Bu, cihazın sızdırmazkalmasını sağlamak için gaz geçirilebilir kültür membranını yüklü PDMS yongasına karşı basınçlandırır. Yavaş yavaş orta delikten bir mililitre şırınga kullanarak çip aşırı medya ayıklayın. Ortamı ayıklarken mikroskop altında çipi gözlemleyin ve talaş mühürlendiğinde çıkarmayı bırakın.
Sahnedeki inkübatörün sıcaklık algılama ünitesini üç kuyu plakasına bağlayın ve 37 dereceye ayarlayın. Bu çalışmada PC3 dış stres varlığı olmadan bir evrim hızlandırıcı kültürlü hizalanmış iken büyüme eğrileri vardı. Çip boyunca pozisyon fonksiyonu olarak hücre çoğalma profilinin özdeşliğini düşündüren.
Eğrilerin ilk eğimi çoğalma oranını ortaya çıkarır. Cihazdaki hücreler için iki katına çıkarma süresi yaklaşık 24 saattir. Pc3-EMT ve mCherry ifade eden GFP pc3-Epi hücre astarlı evrim hızlandırıcı ortak kültürlü edildi.
%40'tan başlayarak birliktelik üç gün içinde %40'lık bir büyüme gösterdi. Toplam birleşimin büyüme eğrisi lojistik büyüme modeli şeklinde iken.

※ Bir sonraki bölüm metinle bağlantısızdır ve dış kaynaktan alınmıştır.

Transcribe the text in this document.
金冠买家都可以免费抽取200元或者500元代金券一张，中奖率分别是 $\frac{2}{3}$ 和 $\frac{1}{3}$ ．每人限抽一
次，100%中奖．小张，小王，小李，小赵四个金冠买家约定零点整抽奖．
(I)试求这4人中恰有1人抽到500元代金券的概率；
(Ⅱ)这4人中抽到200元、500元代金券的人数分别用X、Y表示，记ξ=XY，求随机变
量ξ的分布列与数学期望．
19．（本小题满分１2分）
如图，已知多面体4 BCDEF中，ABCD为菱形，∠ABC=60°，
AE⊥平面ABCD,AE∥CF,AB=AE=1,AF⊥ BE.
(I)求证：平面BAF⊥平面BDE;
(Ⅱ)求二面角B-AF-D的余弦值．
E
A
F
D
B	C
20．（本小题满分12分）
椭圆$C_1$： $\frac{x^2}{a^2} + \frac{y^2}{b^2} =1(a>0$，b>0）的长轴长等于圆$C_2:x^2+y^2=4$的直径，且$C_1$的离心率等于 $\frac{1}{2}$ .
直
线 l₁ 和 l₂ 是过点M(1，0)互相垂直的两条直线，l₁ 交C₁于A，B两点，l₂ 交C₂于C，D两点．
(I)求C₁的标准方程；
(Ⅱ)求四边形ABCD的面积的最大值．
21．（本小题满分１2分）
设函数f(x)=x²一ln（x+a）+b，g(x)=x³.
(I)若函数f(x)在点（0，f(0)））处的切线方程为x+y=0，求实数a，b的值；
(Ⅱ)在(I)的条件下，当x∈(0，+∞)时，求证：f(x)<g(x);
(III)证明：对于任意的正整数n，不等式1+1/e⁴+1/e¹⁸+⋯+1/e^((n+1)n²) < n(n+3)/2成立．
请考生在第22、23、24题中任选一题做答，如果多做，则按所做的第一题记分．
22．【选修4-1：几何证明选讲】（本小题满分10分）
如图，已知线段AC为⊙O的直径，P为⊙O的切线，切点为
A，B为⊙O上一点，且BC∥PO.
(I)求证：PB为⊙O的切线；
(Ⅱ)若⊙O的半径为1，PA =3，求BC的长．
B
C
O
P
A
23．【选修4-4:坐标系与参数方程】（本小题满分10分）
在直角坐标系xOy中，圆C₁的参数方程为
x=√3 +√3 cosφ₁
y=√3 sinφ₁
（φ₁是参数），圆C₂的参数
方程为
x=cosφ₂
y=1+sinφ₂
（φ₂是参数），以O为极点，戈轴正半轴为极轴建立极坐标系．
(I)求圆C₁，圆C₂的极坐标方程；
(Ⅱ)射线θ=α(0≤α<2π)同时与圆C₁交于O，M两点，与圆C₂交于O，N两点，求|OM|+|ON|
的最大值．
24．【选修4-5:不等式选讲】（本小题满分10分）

PC3-EMT nüfusu genişlemeye devam etti ve PC3-Epi asimptotik fazda bastırıldı.
PC3-Epi ve PC3-EMT hücreleri yoğun cihazın merkezinde oturuyordu ve boş bölgeye serbestçe göç etmesine izin verildi. Her iki fenotiphızın normalleştirilmiş histogramı PC3-EMT hızının PC3-Epi'den 1.8 kat daha yüksek olduğunu göstermektedir. Kültür medyası önceden ısıtılmalı ve gazdan arındırılmalı.
PDMS çipi düzgün bir şekilde ıslanmalıdır ve hafifçe işlenmelidir. Basınç sızdırmazlık yöntemimizin yumuşak yeniden sızdırmazlığı sayesinde birçok alt akım deneyi önceden oluşturulabilir. Subklinik popülasyon ekstraksiyonu, lokal metabolit analizi ve mekansal olarak çözülmüş immünfloresans ve sıralama gibi.
Teknolojimiz, karmaşık bir süper mikro ortamda önemli bileşenleri ve etkileşimleri kapsamlı bir şekilde yeniden üretmenin bir yolunu göstermektedir. Ancak nicel, güvenilir ve tekrarlanabilir veriler sağlamak için yeterince basit.